In October 2014, Prime Minister Ahmed made a minor reshuffle of the Cabinet, which President Mohamud immediately rejected. The ensuing rift ended on 6 December, when parliament held a vote of confidence vis-a-vis the Premier and his Cabinet. 153 of the present MPs voted in favor of the motion, 80 voted against it, and 2 abstained, thereby ending Ahmed's term as Prime Minister of Somalia.

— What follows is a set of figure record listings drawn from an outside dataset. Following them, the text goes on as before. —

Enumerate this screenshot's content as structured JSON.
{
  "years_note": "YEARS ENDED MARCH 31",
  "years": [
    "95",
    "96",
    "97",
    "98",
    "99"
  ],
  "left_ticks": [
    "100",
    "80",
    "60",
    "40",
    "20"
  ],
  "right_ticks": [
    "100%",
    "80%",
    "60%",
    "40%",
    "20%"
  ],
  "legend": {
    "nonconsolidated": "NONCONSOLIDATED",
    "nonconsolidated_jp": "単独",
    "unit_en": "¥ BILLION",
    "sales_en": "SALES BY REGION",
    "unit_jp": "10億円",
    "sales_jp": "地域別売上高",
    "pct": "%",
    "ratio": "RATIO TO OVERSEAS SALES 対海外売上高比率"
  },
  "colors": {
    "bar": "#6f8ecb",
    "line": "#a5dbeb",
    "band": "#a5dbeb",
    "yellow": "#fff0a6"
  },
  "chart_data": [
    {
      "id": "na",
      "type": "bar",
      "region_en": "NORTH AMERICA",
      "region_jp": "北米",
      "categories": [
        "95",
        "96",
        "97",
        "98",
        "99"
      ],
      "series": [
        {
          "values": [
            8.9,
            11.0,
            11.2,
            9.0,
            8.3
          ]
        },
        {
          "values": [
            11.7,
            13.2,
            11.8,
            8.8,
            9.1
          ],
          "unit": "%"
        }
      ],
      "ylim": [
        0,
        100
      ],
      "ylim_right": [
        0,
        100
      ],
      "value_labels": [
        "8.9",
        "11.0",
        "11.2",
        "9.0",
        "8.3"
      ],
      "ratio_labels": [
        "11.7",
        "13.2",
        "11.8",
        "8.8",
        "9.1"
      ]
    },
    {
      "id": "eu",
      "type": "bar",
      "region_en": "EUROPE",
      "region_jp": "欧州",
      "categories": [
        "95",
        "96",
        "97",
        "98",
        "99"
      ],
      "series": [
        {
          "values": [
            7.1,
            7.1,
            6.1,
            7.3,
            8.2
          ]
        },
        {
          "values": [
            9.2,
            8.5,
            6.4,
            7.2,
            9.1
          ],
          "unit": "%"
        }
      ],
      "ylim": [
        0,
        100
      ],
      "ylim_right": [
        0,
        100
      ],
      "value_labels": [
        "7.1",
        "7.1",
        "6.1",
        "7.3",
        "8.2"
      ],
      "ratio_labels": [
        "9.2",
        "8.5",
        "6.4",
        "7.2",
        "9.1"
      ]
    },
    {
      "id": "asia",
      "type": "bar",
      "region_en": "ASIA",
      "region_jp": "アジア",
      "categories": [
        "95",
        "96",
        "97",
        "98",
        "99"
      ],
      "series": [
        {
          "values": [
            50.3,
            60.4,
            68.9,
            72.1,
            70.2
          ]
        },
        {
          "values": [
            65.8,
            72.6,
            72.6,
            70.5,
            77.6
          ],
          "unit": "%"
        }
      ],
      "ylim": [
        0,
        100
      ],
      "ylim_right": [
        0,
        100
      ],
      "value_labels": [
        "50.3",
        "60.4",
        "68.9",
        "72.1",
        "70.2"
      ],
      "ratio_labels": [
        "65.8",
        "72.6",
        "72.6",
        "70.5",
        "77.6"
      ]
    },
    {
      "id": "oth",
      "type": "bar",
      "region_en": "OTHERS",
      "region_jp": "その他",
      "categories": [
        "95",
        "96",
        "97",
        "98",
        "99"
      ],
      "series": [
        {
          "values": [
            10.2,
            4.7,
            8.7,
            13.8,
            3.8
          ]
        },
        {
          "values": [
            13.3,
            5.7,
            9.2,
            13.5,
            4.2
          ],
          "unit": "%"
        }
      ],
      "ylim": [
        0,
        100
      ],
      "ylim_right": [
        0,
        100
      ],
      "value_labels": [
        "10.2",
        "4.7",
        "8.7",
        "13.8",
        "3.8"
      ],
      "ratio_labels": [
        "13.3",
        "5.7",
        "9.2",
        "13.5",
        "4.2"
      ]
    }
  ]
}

== Prime Minister Omar Abdirashid Ali Shermarke ==
On 17 December 2014, President Mohamud appointed former Premier Omar Abdirashid Ali Shermarke as the new Prime Minister. On 24 December, the national legislature approved the nomination. Of the 224 MPs present at the parliamentary session, 218 voted in favor of the appointment, none rejected it or abstained, and six left the hall. On 12 January 2015, Sharmarke announced his new Cabinet, consisting of 26 ministers, 25 deputy ministers, and 8 state ministers. Many ministers were retained from the previous Ahmed administration. Sharmarke indicated that he selected the new Council of Ministers after intensive consultations with local stakeholders, with the aim of balancing the public interest with governmental continuation and administrative priorities. On 17 January 2015, Prime Minister Sharmarke dissolved his newly nominated cabinet due to vehement opposition by legislators, who rejected the reappointment of certain former ministers. At Sharmarke's behest, the Federal Parliament concurrently granted him a time extension to engage in further consultations before was to select a new Council of Ministers. On 27 January 2015, Sharmarke appointed a new, smaller 20 minister Cabinet. On 6 February, Sharmarke finalized his cabinet, consisting of 26 ministers, 14 state ministers, and 26 deputy ministers. Federal legislators later approved the new Council of Ministers on 9 February, with 191 voting in favor it, 22 against it, and none abstaining.

== National Independent Electoral Commission ==
On 11 February 2015, the Federal Parliament during its fifth session approved the Independent National Electoral Commission. 113 MPs voted in favour of the bill, 21 against it, and 10 abstained. The president is now slated to sign the new law.